En baştan başlamak gerekirse bu kitaba olan ilgim, muhteşem kapağından kaynaklanıyordu. Bir şekilde okuduğumda seveceğimi zaten biliyordum.
Kitabı okurken bir hikayenin yeniden anlatımı olduğunu bilmiyordum ancak yine de benzerlikler dikkatimi çekmişti. Yazar o hikayedeki ayrıntıları çekip çıkarmış ve onlardan çok özgün yeni bir kurgu yaratmış. Beklediğimden çok daha farklı ve şaşırtıcıydı.

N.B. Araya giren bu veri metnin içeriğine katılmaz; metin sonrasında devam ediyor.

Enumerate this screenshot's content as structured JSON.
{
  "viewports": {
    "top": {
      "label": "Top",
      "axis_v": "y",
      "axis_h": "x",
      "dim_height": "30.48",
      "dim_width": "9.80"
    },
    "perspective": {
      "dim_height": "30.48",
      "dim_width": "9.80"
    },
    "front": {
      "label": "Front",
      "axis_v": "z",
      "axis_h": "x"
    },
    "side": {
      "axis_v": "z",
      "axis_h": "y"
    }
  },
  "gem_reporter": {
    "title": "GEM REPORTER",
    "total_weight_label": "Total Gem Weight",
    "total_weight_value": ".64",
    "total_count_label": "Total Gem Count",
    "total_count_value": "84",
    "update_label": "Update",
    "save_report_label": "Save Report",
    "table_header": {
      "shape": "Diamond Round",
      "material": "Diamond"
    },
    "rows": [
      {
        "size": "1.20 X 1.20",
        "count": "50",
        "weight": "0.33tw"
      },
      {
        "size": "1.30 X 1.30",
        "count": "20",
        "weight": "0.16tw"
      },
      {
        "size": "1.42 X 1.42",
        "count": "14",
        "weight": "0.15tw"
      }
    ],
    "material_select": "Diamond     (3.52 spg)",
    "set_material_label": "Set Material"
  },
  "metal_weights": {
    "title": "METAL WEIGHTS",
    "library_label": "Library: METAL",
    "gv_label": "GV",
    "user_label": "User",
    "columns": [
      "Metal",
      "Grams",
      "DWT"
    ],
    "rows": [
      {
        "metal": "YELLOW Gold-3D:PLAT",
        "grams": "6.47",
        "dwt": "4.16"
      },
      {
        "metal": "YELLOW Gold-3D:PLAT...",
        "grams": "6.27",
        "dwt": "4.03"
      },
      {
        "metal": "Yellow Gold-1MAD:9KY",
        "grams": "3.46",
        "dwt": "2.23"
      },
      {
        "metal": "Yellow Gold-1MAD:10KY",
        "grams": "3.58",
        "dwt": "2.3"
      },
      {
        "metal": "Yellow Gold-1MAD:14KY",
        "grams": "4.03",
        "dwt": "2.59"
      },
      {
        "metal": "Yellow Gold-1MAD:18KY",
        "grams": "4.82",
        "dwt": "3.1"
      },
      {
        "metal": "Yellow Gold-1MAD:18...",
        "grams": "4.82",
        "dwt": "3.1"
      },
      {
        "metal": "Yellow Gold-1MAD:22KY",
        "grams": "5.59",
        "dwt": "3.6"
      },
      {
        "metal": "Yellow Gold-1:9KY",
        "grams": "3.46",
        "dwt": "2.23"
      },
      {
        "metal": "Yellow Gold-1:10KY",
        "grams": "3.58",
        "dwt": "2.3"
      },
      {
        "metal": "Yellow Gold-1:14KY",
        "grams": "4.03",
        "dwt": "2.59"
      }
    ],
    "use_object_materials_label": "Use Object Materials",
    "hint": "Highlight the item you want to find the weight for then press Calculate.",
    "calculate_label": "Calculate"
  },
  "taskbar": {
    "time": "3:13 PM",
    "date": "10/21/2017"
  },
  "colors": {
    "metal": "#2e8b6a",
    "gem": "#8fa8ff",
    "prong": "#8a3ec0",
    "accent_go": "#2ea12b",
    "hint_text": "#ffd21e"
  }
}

Grimm Kardeşler’in 12 Dans Eden Prenses adlı hikayesini duyanlarınız olmuştur. Kralın, her gece 12 kızını da odalarına götürüp kapılarını kilitlediği halde sabah kalktığında sanki tüm gece dans etmişler gibi yıpranan ayakkabılarının sırrını çözen kişiye, kızlarından biriyle evlenebileceğini vaat ettiği masal.
Bu masalı küçüklüğümden beri çok severim, masalı duymadıysanız bile Barbie ve 12 Dans Eden Prenses filmini belki izlemişsinizdir.
Ana karakterimiz Annaleigh, Highmoor’da - deniz kenarındaki bir malikanede- yaşıyor. Tüm yaşamları denize göre şekilleniyor. Tuz, geldikleri ve gittikleri yer - ölülerini gömmek yerine, bir sonraki sel ile vücutlarının denize geri döndüğü bir tür tuz mezar mağarasına gömüyorlar. - Çok ilginç değil mi?
Annaleigh’in ardı ardına ölen 4 kardeşinden sonra ailesinin lanetli olduğuna inanılıyor. 4 kardeş de esrarengiz bir şekilde ölüyor ve sıradaki kardeşin kim olacağını merak ediyorsunuz ister istemez.
Ava, Octavia, Elizabeth, Eulalie ölen kardeşler. Ve şimdi Camille en büyükleri, babalarının mülkünün varisi. Annaleigh -bizim ana karakterimiz- altıncı kardeş. Daha sonra üçüzler geliyor. Lenore, Rosalie ve Ligeia. Ve son üçü Honor, Mercy ve Verity, Erdemler olarak çağrılıyorlar. Tüm bu karakterleri hatırlamak ve özellikle aralarında ayrım yapmak için başta ufak sorunlar yaşadım bu yüzden not alarak ilerledim.
Karanlık atmosferi, sayfaları çevirirken hissedebileceğiniz deniz kokusu ve tuzun tadı, yavaş yavaş tırmanan gerilimi çok sevdim. Puan kırma nedenim, son çeyreğinde tırmanan gerilim keşke kitabın kalan kısımlarına da serpiştirilseydi. Yazar bize ipuçları bırakmıştı ancak temelsiz bir tahmin dışında hiçbir şeyi çözemedim. Ancak yarattığı evren gerçekten büyüleyiciydi. Keşke kitap biraz daha uzatılsaydı ya da seri olsaydı.
Hızlı tempo, kalp tekleten sahneler, ağır kalp atışlarınız hafifledikten sonra birkaç dakika nefes alabilmek için ihtiyaç duyduğunuz romantizm, akıl oyunları ama hepsinden öte karanlık fantezi, gizemli ve merak uyandırıcı kitapları seviyorsanız bu kitaba mutlaka bir şans vermelisiniz.
“Yıldız ışığıyla yıkanmış ve ay ışığıyla boğulmuş
Tüm hayalperestler şatoya yönelsin.
Saat gece yarısını vurduğunda çözülürken
Yumuşak veya zalim fantezileri ortaya çıkaracağız.
Bana yozlaşmış kabusları
veya umut verici düşleri göster.
Olduğun gibi değil ama görülmeyi dilediğin gibi gel.”